A high-resolution minimum variance algorithm based on optimal frequency-domain segmentation

Abstract

In order to enhance the adaptability of minimum variance (MV) algorithm to broadband ultrasound signals, a high-resolution MV beamforming algorithm based on optimal frequency-domain segmentation is proposed. By an improved time-frequency concentration criterion based on logarithmic window energy, the optimal window length of Short-time Fourier Transform (STFTMV) is obtained, and the ultrasound signals are converted into narrowband sub-signals through optimal frequency-domain segmentation. Then, the sub-signals in frequency domain are reconstructed according to the non-overlapping characteristic of window, which further improves the imaging quality and extends the limitations of traditional broadband MV near-field imaging. Moreover, according to the symmetry of STFTMV, the computation is reduced by half, which further improves the efficiency.
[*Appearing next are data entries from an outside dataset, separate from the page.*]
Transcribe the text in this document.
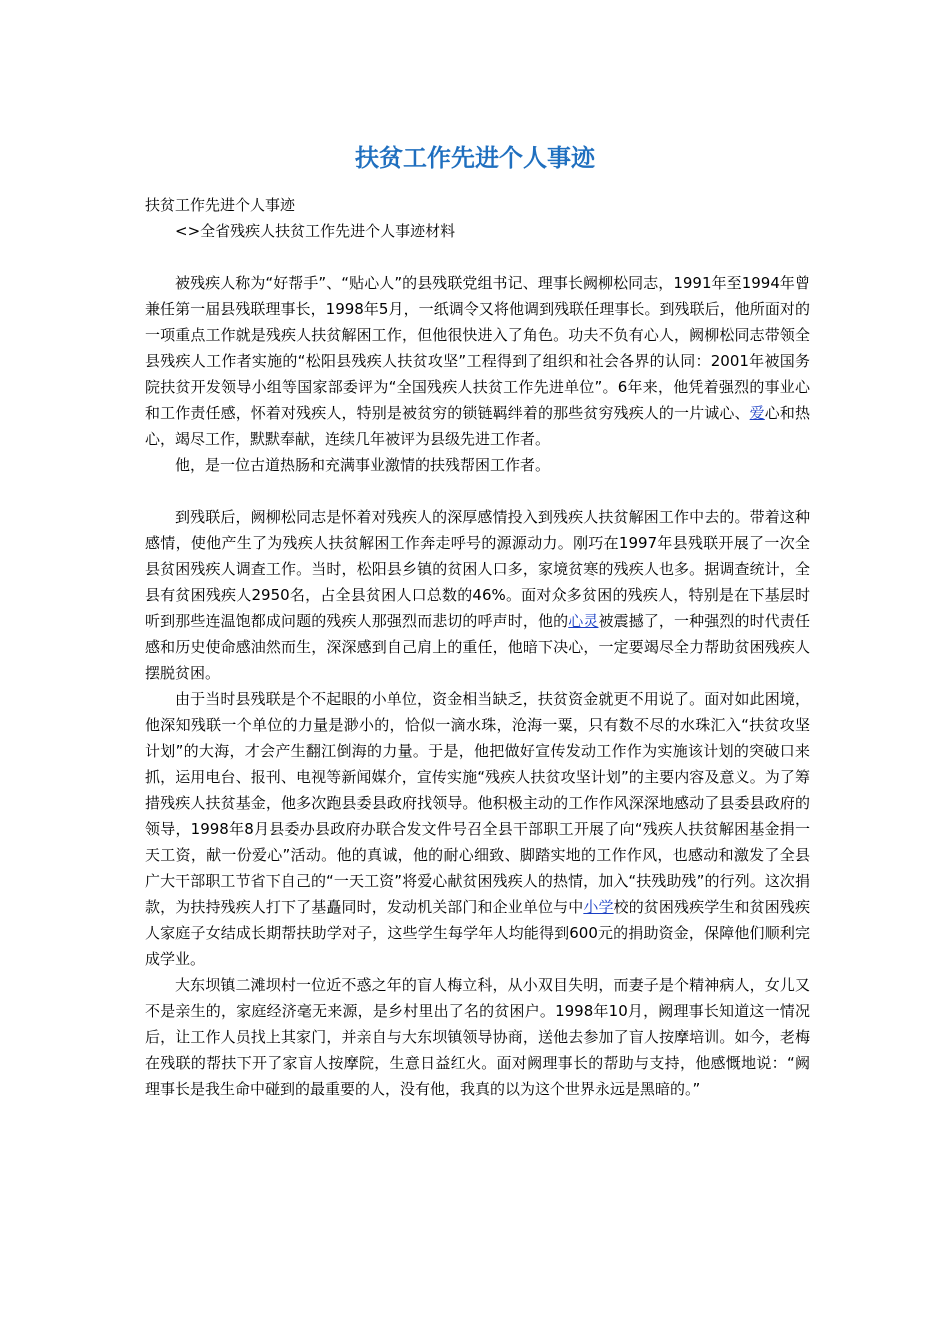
扶贫工作先进个人事迹

扶贫工作先进个人事迹

<>全省残疾人扶贫工作先进个人事迹材料

被残疾人称为“好帮手”、“贴心人”的县残联党组书记、理事长阙柳松同志，1991年至1994年曾兼任第一届县残联理事长，1998年5月，一纸调令又将他调到残联任理事长。到残联后，他所面对的一项重点工作就是残疾人扶贫解困工作，但他很快进入了角色。功夫不负有心人，阙柳松同志带领全县残疾人工作者实施的“松阳县残疾人扶贫攻坚”工程得到了组织和社会各界的认同：2001年被国务院扶贫开发领导小组等国家部委评为“全国残疾人扶贫工作先进单位”。6年来，他凭着强烈的事业心和工作责任感，怀着对残疾人，特别是被贫穷的锁链羁绊着的那些贫穷残疾人的一片诚心、爱心和热心，竭尽工作，默默奉献，连续几年被评为县级先进工作者。

他，是一位古道热肠和充满事业激情的扶残帮困工作者。

到残联后，阙柳松同志是怀着对残疾人的深厚感情投入到残疾人扶贫解困工作中去的。带着这种感情，使他产生了为残疾人扶贫解困工作奔走呼号的源源动力。刚巧在1997年县残联开展了一次全县贫困残疾人调查工作。当时，松阳县乡镇的贫困人口多，家境贫寒的残疾人也多。据调查统计，全县有贫困残疾人2950名，占全县贫困人口总数的46%。面对众多贫困的残疾人，特别是在下基层时听到那些连温饱都成问题的残疾人那强烈而悲切的呼声时，他的心灵被震撼了，一种强烈的时代责任感和历史使命感油然而生，深深感到自己肩上的重任，他暗下决心，一定要竭尽全力帮助贫困残疾人摆脱贫困。

由于当时县残联是个不起眼的小单位，资金相当缺乏，扶贫资金就更不用说了。面对如此困境，他深知残联一个单位的力量是渺小的，恰似一滴水珠，沧海一粟，只有数不尽的水珠汇入“扶贫攻坚计划”的大海，才会产生翻江倒海的力量。于是，他把做好宣传发动工作作为实施该计划的突破口来抓，运用电台、报刊、电视等新闻媒介，宣传实施“残疾人扶贫攻坚计划”的主要内容及意义。为了筹措残疾人扶贫基金，他多次跑县委县政府找领导。他积极主动的工作作风深深地感动了县委县政府的领导，1998年8月县委办县政府办联合发文件号召全县干部职工开展了向“残疾人扶贫解困基金捐一天工资，献一份爱心”活动。他的真诚，他的耐心细致、脚踏实地的工作作风，也感动和激发了全县广大干部职工节省下自己的“一天工资”将爱心献贫困残疾人的热情，加入“扶残助残”的行列。这次捐款，为扶持残疾人打下了基矗同时，发动机关部门和企业单位与中小学校的贫困残疾学生和贫困残疾人家庭子女结成长期帮扶助学对子，这些学生每学年人均能得到600元的捐助资金，保障他们顺利完成学业。

大东坝镇二滩坝村一位近不惑之年的盲人梅立科，从小双目失明，而妻子是个精神病人，女儿又不是亲生的，家庭经济毫无来源，是乡村里出了名的贫困户。1998年10月，阙理事长知道这一情况后，让工作人员找上其家门，并亲自与大东坝镇领导协商，送他去参加了盲人按摩培训。如今，老梅在残联的帮扶下开了家盲人按摩院，生意日益红火。面对阙理事长的帮助与支持，他感慨地说：“阙理事长是我生命中碰到的最重要的人，没有他，我真的以为这个世界永远是黑暗的。”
The Field II results indicate that the mainlobe width of the STFTMV is reduced to 38.09 % of MV and 47.05 % of eigenspace-based minimum variance (ESBMV), and the imaging efficiency of STFTMV is almost 2.5 times higher than that of ESBMV. In addition, the contrast of the proposed STFTMV can be further improved by combining with the improved coherence factor (FCF) based on sub-band frequency signals.